District staff said most multilingual learners maintained or gained at least one LPAC level over the past year, but reclassification rates so far this year are lower than last year, in part because of new state guidance for students with IEPs and earlier reclassification timing in 2024‑25.

Margaret Poore, English language development teacher on special assignment, told the Mountain View Whisman School District board on April 30 that multilingual learners (MLLs) continue to show strengths but that district reclassification figures for 2025‑26 are lower so far than in prior years.

"Our multilingual learner group is very diverse," Poore said, and the district measures progress with multiple instruments including initial and summative ELPAC, interim ELPAC, district measures and CAASPP. She said LP progress — a year‑to‑year measure used to track growth toward reclassification — has hovered around 50% over the last three years and that 85% of students maintained or gained an LP level in the most recent year.

Despite that, Poore reported the district's reclassification rates as follows: 15.07% for 2023‑24, 19.68% for 2024‑25 and 12.51% so far for 2025‑26, adding the caveat that the year is not complete. She explained three main reasons for the dip: the district counted some sixth‑ and seventh‑grade reclassifications early in 2024‑25 (shifting those students into the prior year), new state guidance raising the required summative ELPAC threshold for students with IEPs from 3 to 4, and the fact that the current year’s summative ELPAC results are still pending.

"One of the reasons it's lower is that state guidance now requires students with IEPs to score a 4 on the summative ELPAC to reclassify," Poore said, noting that under the prior rule some students with IEPs had reclassified with a score of 3.

Trustees pressed staff for more disaggregated analysis. Trustee Devin Conley and others asked whether outcomes for dual‑immersion students (for example, those in the Mistral dual‑language strand) could be benchmarked against peers and whether chronic absenteeism and newcomer trajectories were being tracked. Poore said the district can provide additional cohort comparisons and finalize counts after spring LPAC/ELPAC results are available.

Board members also noted inequities in the MLL group: Poore said socioeconomically disadvantaged students, Hispanic/Latino students and students with disabilities are over‑represented among those not progressing on schedule. She said the district has identified gaps in site‑level monitoring and emphasized continued work on aligning designated ELD with core instruction, improving teacher training, and providing targeted supports for listening skills in mid‑stage learners.

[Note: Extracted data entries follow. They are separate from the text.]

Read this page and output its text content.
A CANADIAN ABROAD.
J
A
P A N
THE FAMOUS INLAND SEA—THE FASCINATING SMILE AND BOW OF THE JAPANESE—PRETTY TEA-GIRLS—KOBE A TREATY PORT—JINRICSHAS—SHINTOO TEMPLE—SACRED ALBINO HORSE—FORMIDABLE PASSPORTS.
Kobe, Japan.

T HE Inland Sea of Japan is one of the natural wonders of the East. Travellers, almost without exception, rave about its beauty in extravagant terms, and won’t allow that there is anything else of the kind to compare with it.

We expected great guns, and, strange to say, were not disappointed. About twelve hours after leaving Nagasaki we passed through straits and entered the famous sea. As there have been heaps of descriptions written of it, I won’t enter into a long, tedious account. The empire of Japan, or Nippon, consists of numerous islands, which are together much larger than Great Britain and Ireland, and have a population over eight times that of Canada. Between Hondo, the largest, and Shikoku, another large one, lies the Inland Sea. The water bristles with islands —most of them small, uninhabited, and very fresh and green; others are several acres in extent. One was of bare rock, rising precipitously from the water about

Superintendent Behr thanked staff for the update and said final, normalized reclassification figures will be provided once the spring assessment results are complete. The presentation included requests from trustees for additional site‑level monitoring data, absenteeism figures by cohort and a comparison of dual‑immersion outcomes versus district peers.

The board took no action on the MLL report; staff will return with refined data and finalized reclassification numbers at a future update.